The Business Analyst developed the algorithm for identifying the spikes in the adverse event data set. The algorithm was fine-tuned by running it on different data sets. The details of the algorithm are in SpikeAlgorithm.docx. To meet the accessibility needs of all potential users, we designed and developed the interface to be Section 508 compliant. The final UI was ‘Human Centric’ using end user interviews, wire framing and prototyping, simple, intuitive, and renders on both mobile and desktop browsers.

We ‘remixed’ the Adverse Events dataset with the Enforcement reports available from the APIs on opn.fda.gov.

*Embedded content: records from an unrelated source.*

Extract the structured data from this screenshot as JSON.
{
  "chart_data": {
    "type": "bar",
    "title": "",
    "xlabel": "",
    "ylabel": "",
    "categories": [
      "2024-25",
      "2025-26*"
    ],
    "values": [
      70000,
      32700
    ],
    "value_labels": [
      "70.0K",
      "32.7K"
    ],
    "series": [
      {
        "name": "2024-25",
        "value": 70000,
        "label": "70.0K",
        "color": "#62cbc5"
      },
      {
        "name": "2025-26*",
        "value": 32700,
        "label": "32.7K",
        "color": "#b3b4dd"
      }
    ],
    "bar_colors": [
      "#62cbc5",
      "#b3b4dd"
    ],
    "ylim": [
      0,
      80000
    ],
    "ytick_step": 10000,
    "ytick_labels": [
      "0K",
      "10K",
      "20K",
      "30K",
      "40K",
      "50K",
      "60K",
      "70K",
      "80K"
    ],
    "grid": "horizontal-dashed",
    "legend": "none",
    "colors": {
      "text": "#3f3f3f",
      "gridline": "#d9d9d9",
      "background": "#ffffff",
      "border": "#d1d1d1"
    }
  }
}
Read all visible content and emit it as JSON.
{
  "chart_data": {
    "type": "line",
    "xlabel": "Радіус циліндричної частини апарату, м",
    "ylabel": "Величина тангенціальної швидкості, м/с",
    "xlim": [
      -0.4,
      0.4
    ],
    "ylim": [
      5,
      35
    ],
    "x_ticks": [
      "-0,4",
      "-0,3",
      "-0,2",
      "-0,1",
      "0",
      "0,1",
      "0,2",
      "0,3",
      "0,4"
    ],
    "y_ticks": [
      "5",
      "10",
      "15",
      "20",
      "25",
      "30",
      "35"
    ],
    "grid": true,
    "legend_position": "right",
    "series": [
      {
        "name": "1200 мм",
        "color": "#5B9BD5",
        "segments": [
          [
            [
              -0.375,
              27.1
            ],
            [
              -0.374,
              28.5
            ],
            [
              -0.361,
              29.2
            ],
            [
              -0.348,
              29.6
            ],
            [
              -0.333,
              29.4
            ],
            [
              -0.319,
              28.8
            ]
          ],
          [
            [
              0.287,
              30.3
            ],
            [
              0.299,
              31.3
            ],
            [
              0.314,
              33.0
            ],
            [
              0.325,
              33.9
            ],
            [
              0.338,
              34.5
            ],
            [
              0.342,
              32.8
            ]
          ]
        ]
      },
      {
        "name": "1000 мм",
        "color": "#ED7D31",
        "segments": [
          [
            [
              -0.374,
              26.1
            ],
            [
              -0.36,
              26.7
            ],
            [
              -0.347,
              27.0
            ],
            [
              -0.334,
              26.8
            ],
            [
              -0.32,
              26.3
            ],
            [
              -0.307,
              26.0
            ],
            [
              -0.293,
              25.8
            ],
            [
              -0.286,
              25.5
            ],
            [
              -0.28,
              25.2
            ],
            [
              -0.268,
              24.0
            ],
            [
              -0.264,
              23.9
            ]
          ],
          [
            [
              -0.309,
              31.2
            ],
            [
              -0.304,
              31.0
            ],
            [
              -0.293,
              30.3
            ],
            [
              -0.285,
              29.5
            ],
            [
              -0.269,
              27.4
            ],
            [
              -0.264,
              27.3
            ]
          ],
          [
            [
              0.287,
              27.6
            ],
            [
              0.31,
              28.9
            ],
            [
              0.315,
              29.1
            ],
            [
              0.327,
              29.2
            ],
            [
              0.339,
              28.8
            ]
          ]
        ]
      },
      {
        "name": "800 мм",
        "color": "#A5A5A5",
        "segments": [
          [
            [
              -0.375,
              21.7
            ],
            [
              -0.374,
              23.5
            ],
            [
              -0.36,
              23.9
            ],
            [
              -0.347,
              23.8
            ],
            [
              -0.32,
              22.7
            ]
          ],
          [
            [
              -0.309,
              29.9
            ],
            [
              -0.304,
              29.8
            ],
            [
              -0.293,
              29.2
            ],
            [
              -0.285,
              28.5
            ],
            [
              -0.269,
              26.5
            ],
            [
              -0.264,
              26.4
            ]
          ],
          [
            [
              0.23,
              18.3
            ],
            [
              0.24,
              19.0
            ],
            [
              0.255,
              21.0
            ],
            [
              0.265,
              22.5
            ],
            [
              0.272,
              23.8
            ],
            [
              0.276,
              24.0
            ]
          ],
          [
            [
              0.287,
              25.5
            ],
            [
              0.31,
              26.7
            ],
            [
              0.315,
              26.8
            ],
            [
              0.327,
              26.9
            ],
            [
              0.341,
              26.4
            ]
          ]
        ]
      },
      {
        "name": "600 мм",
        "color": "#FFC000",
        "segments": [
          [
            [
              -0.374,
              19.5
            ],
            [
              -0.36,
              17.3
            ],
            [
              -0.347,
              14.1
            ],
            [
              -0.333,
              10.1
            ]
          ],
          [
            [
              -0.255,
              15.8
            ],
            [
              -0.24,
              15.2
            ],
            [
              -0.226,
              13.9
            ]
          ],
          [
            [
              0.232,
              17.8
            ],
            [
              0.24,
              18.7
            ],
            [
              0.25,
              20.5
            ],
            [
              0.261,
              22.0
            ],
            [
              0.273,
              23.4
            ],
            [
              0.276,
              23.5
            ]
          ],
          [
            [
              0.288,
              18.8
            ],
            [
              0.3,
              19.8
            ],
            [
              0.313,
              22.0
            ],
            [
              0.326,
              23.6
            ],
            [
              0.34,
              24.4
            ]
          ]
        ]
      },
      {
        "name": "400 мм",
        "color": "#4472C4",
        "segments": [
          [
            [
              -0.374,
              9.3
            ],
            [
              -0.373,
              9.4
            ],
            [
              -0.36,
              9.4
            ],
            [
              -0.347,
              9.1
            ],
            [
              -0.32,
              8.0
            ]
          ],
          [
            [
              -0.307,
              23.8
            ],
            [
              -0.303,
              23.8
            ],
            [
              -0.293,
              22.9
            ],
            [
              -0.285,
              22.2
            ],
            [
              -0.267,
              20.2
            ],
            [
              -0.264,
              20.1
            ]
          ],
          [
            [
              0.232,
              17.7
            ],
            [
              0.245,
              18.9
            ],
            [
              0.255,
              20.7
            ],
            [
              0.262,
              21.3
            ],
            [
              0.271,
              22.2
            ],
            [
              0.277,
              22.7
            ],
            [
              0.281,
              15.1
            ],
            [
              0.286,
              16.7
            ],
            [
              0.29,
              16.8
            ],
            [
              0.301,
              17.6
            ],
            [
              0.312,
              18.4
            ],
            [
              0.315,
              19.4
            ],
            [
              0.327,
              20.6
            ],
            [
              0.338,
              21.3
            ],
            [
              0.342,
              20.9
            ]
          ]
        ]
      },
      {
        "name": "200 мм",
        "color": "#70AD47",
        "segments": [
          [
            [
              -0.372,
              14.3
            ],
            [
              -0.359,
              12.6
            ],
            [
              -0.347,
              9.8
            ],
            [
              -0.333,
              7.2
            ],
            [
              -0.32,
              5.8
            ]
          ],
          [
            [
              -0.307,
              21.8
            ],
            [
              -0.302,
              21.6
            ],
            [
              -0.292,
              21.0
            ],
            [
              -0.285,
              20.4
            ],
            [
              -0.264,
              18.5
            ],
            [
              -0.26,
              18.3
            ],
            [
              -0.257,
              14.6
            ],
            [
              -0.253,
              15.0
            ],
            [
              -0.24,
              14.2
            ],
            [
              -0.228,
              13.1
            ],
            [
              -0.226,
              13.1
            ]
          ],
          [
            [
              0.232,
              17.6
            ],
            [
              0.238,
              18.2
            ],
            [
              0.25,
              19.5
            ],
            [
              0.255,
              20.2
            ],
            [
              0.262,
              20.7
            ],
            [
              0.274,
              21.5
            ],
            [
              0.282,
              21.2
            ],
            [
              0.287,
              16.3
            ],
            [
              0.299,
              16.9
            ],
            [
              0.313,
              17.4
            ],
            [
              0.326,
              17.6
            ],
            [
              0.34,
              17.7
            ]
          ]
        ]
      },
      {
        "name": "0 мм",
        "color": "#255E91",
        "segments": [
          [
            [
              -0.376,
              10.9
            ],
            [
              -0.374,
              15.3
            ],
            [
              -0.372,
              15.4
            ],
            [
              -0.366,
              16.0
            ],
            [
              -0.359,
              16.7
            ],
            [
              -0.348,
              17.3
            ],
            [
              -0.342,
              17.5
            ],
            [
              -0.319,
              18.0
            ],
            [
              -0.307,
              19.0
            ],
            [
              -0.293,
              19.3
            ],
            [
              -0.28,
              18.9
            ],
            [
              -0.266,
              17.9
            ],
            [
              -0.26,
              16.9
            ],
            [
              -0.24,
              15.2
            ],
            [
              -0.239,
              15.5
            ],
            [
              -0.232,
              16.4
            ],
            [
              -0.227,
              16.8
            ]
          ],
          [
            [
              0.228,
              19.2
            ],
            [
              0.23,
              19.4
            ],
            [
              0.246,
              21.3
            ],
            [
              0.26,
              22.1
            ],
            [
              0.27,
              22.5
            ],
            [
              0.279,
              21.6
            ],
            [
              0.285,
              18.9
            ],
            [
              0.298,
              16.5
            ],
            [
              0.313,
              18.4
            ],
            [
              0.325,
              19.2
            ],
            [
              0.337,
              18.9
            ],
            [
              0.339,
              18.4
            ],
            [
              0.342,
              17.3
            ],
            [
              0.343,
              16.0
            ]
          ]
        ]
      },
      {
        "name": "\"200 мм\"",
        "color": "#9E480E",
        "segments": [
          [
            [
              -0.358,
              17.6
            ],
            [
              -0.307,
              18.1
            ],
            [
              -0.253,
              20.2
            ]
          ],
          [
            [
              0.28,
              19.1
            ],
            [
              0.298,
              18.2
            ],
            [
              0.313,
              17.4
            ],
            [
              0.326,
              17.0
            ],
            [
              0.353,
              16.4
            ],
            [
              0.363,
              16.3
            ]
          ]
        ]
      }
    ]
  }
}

To ensure the system met spikes in traffic and user demand, we deployed dAnalytics using IaaS provided by Amazon Web Services (AWS). We used Docker as the container for the code deployment to achieve operating system level virtualization. The deployment architecture diagram is available in the dAnalytics deployment document. We monitor system health in real time using Monit. Monit is an open source tool that monitors CPU, memory usage and process status and is configured to send out alerts to an email distribution list. We designed dAnalytics with non-limiting architecture and AWS resource scaling to deliver a high availability, high performing solution.

TurningPoint Global Solutions is an independently appraised CMMI Level 3 software development firm that has leveraged Agile Software Development best practices since 2005 to deliver user centric solutions for Big Data Analytics, Fraud, Waste, and Abuse, and Mobility to leading health agencies including FDA, CMS, DHA, VA, and HRSA. One agile-developed, user centric system we built has been used in 6 cabinet level agencies and is currently in sprint 56 (6 week sprints). Another solution we developed was recently named the 2015 winner of the Federal Health IT (FHIT) Innovation award in the Big Data category.